O tema das exumações de valas comuns é fonte de debate no Congresso dos Deputados — nos programas eleitorais das últimas eleições, de 2016, PSOE e Unidos Podemos defendiam o seu financiamento pelo Estado; já o Ciudadanos e o PP não referiam o tema — mas o debate parece ser menos aceso quando se fala do caso particular de Francisco Franco.

Além de ter o acordo dos partidos à sua esquerda (Unidos Podemos) e das forças independentistas e regionalistas, o que só por si chegaria para aprovar uma alteração à lei da Memória Histórica, o Governo de Pedro Sánchez não deverá contar com a oposição dos partidos à sua direita.

Da parte do Ciudadanos, Albert Rivera já adiantou que o seu partido deverá aprovar a exumação de Francisco Franco se o projeto do Governo de Pedro Sánchez passar por transformar o Vale dos Caídos num “cemitério nacional” que transmita a ideia de “união”, referindo como exemplo o Cemitério de Arlington, no estado da Virginia, EUA, criado para enterrar soldados dos dois lados da Guerra Civil americana:

Uma coisa é que se apresente uma lei onde haja um projeto sério para converter o Vale dos Caídos num cemitério nacional, como o de Arlington, onde estão todos, independemente do lado em que lutaram, enterrados juntos. Outra coisa é querer dividir Espanha de forma artificial em dois lados.”

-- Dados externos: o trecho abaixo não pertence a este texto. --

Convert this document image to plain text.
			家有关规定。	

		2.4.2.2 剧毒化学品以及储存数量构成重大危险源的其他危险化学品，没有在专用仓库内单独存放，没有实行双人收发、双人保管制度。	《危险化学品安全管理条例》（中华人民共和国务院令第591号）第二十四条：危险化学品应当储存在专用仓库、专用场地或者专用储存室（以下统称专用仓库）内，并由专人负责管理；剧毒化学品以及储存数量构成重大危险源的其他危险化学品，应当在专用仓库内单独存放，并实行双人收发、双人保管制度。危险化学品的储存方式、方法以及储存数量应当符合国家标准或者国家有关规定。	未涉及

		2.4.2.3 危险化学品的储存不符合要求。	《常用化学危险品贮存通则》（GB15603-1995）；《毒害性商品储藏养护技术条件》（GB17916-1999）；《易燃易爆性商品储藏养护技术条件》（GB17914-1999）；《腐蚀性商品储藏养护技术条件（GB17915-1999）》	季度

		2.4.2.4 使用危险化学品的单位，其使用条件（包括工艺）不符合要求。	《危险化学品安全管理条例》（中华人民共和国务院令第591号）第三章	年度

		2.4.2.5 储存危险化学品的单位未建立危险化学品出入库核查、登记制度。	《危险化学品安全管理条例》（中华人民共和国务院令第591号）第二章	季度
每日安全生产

Já do PP, de Pablo Casado, o discurso sobre este tema é pouco claro — o que leva alguns a crer que, em vez de apoiar ou opor-se a uma revisão da lei da Memória Histórica que permita desenterrar Franco, o PP deverá antes abster-se. Esta segunda-feira, em declarações ao La Sexta, Pablo Casado disse: “Não gastaria nem sequer um euro a desenterrar Franco e também não gastaria um euro para voltar a enterrá-lo”. E, depois, disse uma frase que está a ser apontada como o sinal mais evidente de que o PP pode abster-se:

Não vou defender esse edifício nem quem está enterrado nele, incluindo por razões familiares, como neto de alguém que sofre represálias do regime franquista, mas Espanha tem de olhar para o futuro.”

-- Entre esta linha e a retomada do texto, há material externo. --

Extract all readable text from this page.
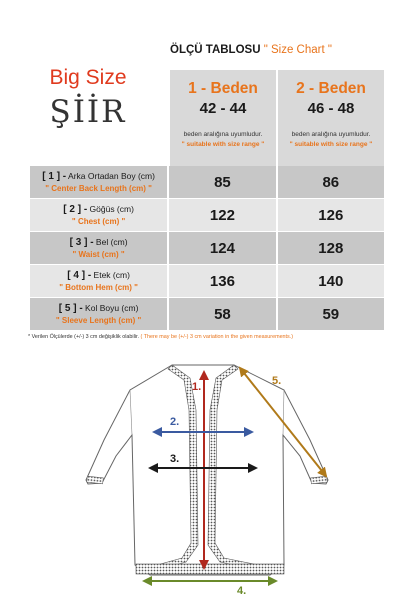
ÖLÇÜ TABLOSU " Size Chart "
Big Size
ŞİİR
1 - Beden
42 - 44
beden aralığına uyumludur.
" suitable with size range "
2 - Beden
46 - 48
beden aralığına uyumludur.
" suitable with size range "
[ 1 ] - Arka Ortadan Boy (cm)
" Center Back Length (cm) "	85	86
[ 2 ] - Göğüs (cm)
" Chest (cm) "	122	126
[ 3 ] - Bel (cm)
" Waist (cm) "	124	128
[ 4 ] - Etek (cm)
" Bottom Hem (cm) "	136	140
[ 5 ] - Kol Boyu (cm)
" Sleeve Length (cm) "	58	59
* Verilen Ölçülerde (+/-) 3 cm değişiklik olabilir. ( There may be (+/-) 3 cm variation in the given measurements.)
1.
2.
3.
4.
5.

Família mantém oposição, Igreja retirou-a

Retirar os restos mortais de Francisco Franco do Vale dos Caídos é uma antiga reivindicação da esquerda espanhola, mas só com a subida ao poder de Pedro Sánchez é que um governo assumiu esse objetivo. Ao anunciar esta pretensão, Pedro Sánchez contou com duas oposições logo ao início: primeiro, da Igreja Católica, já que o ditador está enterrado numa basílica no Vale dos Caídos, onde rege o direito canónico; depois, a família de Francisco Franco, cujos sete netos se opuseram em bloco ao desenterramento do corpo do seu avô.

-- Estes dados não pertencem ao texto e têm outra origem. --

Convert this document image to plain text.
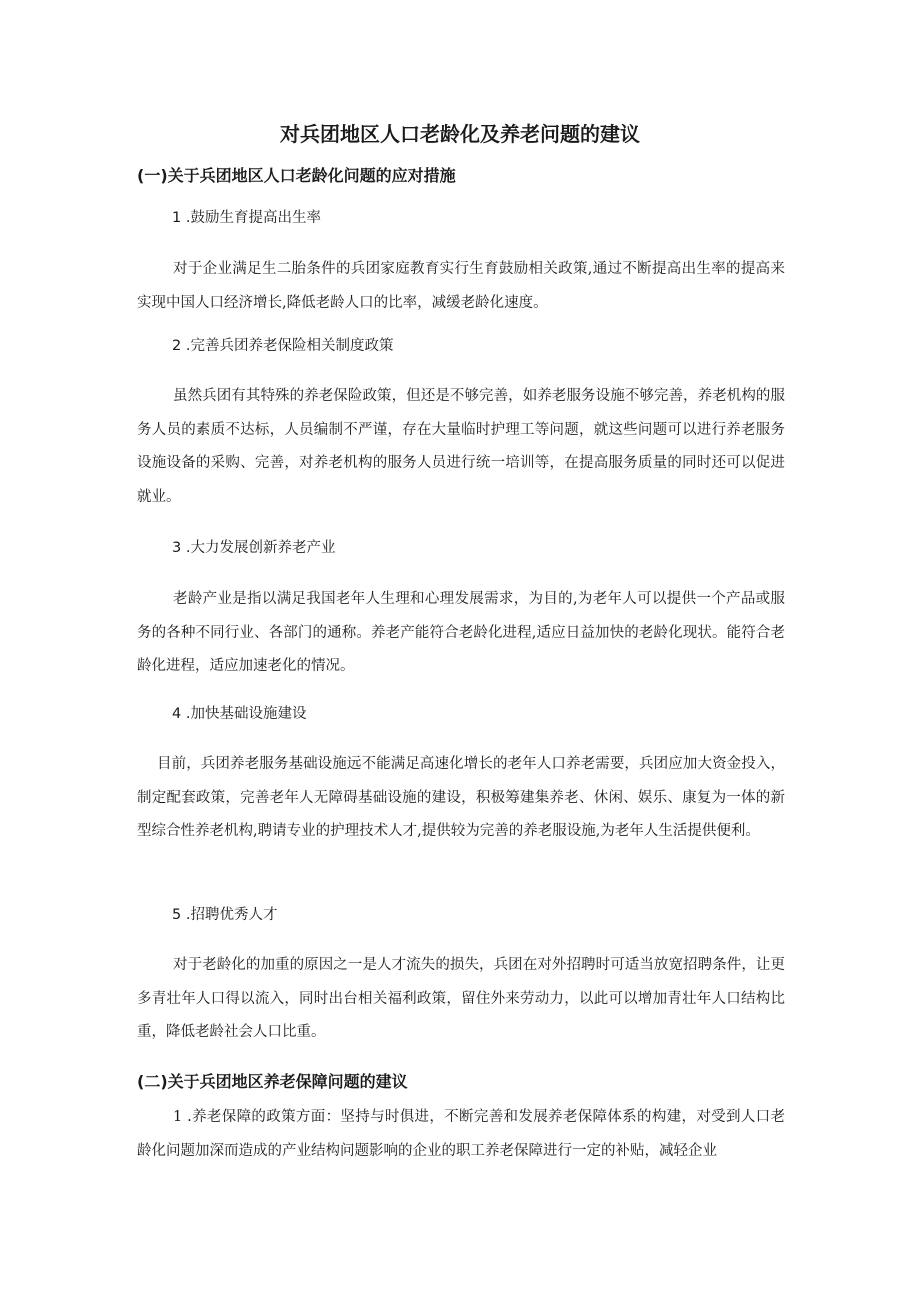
对兵团地区人口老龄化及养老问题的建议
(一)关于兵团地区人口老龄化问题的应对措施
1 .鼓励生育提高出生率
对于企业满足生二胎条件的兵团家庭教育实行生育鼓励相关政策,通过不断提高出生率的提高来实现中国人口经济增长,降低老龄人口的比率，减缓老龄化速度。
2 .完善兵团养老保险相关制度政策
虽然兵团有其特殊的养老保险政策，但还是不够完善，如养老服务设施不够完善，养老机构的服务人员的素质不达标，人员编制不严谨，存在大量临时护理工等问题，就这些问题可以进行养老服务设施设备的采购、完善，对养老机构的服务人员进行统一培训等，在提高服务质量的同时还可以促进就业。
3 .大力发展创新养老产业
老龄产业是指以满足我国老年人生理和心理发展需求，为目的,为老年人可以提供一个产品或服务的各种不同行业、各部门的通称。养老产能符合老龄化进程,适应日益加快的老龄化现状。能符合老龄化进程，适应加速老化的情况。
4 .加快基础设施建设
目前，兵团养老服务基础设施远不能满足高速化增长的老年人口养老需要，兵团应加大资金投入，制定配套政策，完善老年人无障碍基础设施的建设，积极筹建集养老、休闲、娱乐、康复为一体的新型综合性养老机构,聘请专业的护理技术人才,提供较为完善的养老服设施,为老年人生活提供便利。
5 .招聘优秀人才
对于老龄化的加重的原因之一是人才流失的损失，兵团在对外招聘时可适当放宽招聘条件，让更多青壮年人口得以流入，同时出台相关福利政策，留住外来劳动力，以此可以增加青壮年人口结构比重，降低老龄社会人口比重。
(二)关于兵团地区养老保障问题的建议
1 .养老保障的政策方面：坚持与时俱进，不断完善和发展养老保障体系的构建，对受到人口老龄化问题加深而造成的产业结构问题影响的企业的职工养老保障进行一定的补贴，减轻企业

No entanto, à medida que o tema foi sendo discutido ao longo dos últimos meses, a Igreja Católica mudou de posição e deixou claro que não ia tomar uma posição sobre este tema — o que, na prática, resulta no consentimento perante a possibilidade de uma exumação do ditador. “A Igreja não toma nenhuma decisão, que toma decisões é o Governo e a família”, disse o cardeal de Madrid, Carlos Osoro.

Já a posição da família de Francisco Franco tem sido de total oposição à exumação do ditador. Em declarações ao La Razón, fonte da família do caudillo disse desconhecer a lei que será discutida em Conselho de Ministros (“não temos qualquer ideia daquilo que o Governo está a preparar”) e voltou a insistir: “Não admitimos uma exumação. Enquanto não houver um mandado judicial, ninguém vai exumar nada”.